In 1811, Lovell was sentenced to twelve months' imprisonment for copying the reporting of Manchester papers on the conduct of the military at Sir Francis Burdett's arrest; in contrast the original publishers of the libel were only asked to express regret at their inadvertence. In August 1812, he was again tried and found guilty of a libel on the commissioners of the transport service; and although he pleaded that it was published without his knowledge or sanction while he was in prison, he was sentenced to pay a fine, to be imprisoned in Newgate Prison for eighteen months, and to find securities for three years, with two sureties. Being unable to pay the fine or find sureties, he remained in jail.

On 23 November 1814, Samuel Whitbread and Anthony Browne, Whig Members of Parliament, took up Lovell's case. Whitebread presented a petition from Lovell asking for a remission or reduction of his fine; and after some time the government remitted the fine and reduced the amount of security. Lovell was still unable to meet the requirement for a security, and on 17 March 1815 Whitbread again presented a petition from him, stating his utter inability to do as he had been asked, and calling the merciful consideration of the House of Commons, he having been confined nearly four years in Newgate.

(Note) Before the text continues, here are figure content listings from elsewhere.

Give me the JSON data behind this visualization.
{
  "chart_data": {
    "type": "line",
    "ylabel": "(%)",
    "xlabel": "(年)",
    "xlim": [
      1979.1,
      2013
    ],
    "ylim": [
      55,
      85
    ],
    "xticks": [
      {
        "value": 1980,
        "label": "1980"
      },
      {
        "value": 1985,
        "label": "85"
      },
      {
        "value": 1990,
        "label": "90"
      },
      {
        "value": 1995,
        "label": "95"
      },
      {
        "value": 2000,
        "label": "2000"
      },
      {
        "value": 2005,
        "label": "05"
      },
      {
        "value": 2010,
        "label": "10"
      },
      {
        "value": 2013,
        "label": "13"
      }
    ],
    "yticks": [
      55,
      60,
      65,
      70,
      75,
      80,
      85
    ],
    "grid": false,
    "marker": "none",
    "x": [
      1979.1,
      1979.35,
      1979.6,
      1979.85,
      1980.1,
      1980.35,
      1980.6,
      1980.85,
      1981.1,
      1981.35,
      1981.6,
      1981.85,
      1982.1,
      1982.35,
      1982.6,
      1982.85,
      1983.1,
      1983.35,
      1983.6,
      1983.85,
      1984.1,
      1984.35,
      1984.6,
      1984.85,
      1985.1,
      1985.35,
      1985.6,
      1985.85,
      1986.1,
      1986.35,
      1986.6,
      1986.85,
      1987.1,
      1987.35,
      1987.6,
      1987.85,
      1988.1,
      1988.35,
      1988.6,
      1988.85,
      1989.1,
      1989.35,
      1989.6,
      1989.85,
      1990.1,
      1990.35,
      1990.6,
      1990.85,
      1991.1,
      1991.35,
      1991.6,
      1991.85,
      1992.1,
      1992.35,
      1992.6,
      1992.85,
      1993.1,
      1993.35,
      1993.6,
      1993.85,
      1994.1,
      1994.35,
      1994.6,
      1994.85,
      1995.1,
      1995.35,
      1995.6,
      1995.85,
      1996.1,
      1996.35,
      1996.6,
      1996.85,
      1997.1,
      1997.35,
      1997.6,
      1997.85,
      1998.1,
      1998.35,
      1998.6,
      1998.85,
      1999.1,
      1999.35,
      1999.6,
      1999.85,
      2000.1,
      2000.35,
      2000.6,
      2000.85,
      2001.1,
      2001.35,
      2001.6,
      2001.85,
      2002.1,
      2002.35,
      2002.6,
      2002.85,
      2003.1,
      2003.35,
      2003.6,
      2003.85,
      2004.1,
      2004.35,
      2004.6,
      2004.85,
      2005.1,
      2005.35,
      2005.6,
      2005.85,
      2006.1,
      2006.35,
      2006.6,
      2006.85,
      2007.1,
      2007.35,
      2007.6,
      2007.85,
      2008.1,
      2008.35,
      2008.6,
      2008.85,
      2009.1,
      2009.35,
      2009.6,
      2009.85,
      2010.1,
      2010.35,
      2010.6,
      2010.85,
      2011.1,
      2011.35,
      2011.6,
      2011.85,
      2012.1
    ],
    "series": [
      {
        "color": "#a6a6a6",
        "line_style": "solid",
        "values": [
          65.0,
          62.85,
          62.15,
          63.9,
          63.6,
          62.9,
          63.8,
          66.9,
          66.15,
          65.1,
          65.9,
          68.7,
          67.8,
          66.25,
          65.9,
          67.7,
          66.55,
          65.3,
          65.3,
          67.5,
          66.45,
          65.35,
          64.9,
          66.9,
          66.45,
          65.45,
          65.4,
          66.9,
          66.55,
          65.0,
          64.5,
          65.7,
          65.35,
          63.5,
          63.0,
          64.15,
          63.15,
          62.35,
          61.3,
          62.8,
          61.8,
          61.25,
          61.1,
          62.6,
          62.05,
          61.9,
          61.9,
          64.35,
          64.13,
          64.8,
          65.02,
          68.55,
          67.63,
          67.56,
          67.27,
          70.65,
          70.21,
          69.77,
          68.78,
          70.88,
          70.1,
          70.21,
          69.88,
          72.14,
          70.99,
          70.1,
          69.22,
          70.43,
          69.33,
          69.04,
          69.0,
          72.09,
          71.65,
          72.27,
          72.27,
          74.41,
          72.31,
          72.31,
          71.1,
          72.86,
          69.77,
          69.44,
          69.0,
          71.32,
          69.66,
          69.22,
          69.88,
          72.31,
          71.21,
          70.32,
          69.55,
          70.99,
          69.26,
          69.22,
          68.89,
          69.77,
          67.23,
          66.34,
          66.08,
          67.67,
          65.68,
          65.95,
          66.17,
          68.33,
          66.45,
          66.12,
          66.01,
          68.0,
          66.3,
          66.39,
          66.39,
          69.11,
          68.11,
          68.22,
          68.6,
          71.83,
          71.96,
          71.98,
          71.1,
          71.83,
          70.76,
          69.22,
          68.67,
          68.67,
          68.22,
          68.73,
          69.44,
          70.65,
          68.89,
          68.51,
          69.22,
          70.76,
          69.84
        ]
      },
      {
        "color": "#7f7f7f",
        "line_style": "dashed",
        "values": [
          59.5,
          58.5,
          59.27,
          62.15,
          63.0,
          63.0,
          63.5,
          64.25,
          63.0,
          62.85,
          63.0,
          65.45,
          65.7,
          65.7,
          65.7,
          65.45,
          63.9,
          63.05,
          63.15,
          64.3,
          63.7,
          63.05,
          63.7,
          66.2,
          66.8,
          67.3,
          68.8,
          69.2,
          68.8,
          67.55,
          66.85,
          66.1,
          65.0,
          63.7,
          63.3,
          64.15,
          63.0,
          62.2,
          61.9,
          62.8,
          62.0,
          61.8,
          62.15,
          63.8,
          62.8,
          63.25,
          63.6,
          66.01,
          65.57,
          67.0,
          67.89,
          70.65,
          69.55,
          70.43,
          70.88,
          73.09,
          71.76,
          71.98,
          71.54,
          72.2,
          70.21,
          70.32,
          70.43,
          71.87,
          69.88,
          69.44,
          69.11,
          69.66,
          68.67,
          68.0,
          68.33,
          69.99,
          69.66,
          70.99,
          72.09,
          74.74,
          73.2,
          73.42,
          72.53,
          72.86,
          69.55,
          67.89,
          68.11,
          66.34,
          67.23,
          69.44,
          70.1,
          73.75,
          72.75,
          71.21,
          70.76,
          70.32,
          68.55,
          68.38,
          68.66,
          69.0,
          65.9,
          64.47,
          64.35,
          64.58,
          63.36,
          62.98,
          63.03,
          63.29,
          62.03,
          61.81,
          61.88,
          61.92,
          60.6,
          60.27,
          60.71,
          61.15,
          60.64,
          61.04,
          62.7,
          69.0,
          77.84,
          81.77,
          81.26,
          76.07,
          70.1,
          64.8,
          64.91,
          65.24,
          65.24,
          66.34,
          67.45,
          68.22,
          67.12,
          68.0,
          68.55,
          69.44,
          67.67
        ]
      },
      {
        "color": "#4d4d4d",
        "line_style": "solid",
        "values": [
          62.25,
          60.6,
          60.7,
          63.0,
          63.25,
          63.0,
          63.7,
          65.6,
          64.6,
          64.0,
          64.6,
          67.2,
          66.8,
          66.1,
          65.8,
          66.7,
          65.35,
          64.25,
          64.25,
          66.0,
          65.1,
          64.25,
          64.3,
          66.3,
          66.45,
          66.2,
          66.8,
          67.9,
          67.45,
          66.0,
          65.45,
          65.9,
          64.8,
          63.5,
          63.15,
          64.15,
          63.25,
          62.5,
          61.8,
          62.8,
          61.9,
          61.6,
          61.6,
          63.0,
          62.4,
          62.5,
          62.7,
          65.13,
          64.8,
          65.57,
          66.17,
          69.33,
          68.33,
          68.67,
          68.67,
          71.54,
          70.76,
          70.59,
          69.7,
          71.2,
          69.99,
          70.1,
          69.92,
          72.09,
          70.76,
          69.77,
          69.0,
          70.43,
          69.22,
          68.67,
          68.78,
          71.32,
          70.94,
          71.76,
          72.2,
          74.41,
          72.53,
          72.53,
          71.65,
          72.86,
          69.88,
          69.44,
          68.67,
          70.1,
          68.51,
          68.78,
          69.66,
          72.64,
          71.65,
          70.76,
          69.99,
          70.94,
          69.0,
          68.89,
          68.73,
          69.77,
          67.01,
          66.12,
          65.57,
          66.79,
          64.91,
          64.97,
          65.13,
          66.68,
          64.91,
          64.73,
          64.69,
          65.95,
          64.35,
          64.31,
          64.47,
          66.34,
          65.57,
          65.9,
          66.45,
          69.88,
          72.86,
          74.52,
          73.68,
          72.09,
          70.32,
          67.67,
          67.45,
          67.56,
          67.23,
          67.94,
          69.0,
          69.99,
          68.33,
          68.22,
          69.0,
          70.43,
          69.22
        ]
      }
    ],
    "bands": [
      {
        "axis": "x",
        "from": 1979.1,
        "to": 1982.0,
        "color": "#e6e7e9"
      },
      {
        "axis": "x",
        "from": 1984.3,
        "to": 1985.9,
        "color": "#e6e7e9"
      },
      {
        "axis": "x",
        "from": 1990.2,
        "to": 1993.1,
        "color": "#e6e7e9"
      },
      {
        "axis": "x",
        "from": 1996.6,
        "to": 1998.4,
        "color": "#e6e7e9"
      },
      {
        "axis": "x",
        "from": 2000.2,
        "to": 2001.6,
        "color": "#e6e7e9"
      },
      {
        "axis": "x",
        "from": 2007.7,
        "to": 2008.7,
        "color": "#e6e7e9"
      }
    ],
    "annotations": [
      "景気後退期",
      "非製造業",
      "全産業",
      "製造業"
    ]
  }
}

Lovell was ultimately released, broken in health and financially ruined. In 1817, he was again heavily fined for writing abusively about the evening paper The Courier and its editor Daniel Stuart, which closely supported the government. He further accused Stuart of dishonestly taking money belonging to the Society of the Friends of the People.

Lovell died in Salisbury Court, Fleet Street, on 27 December 1818. Just before his death, he had sold the Statesman to Sampson Perry, previously editor of The Argus.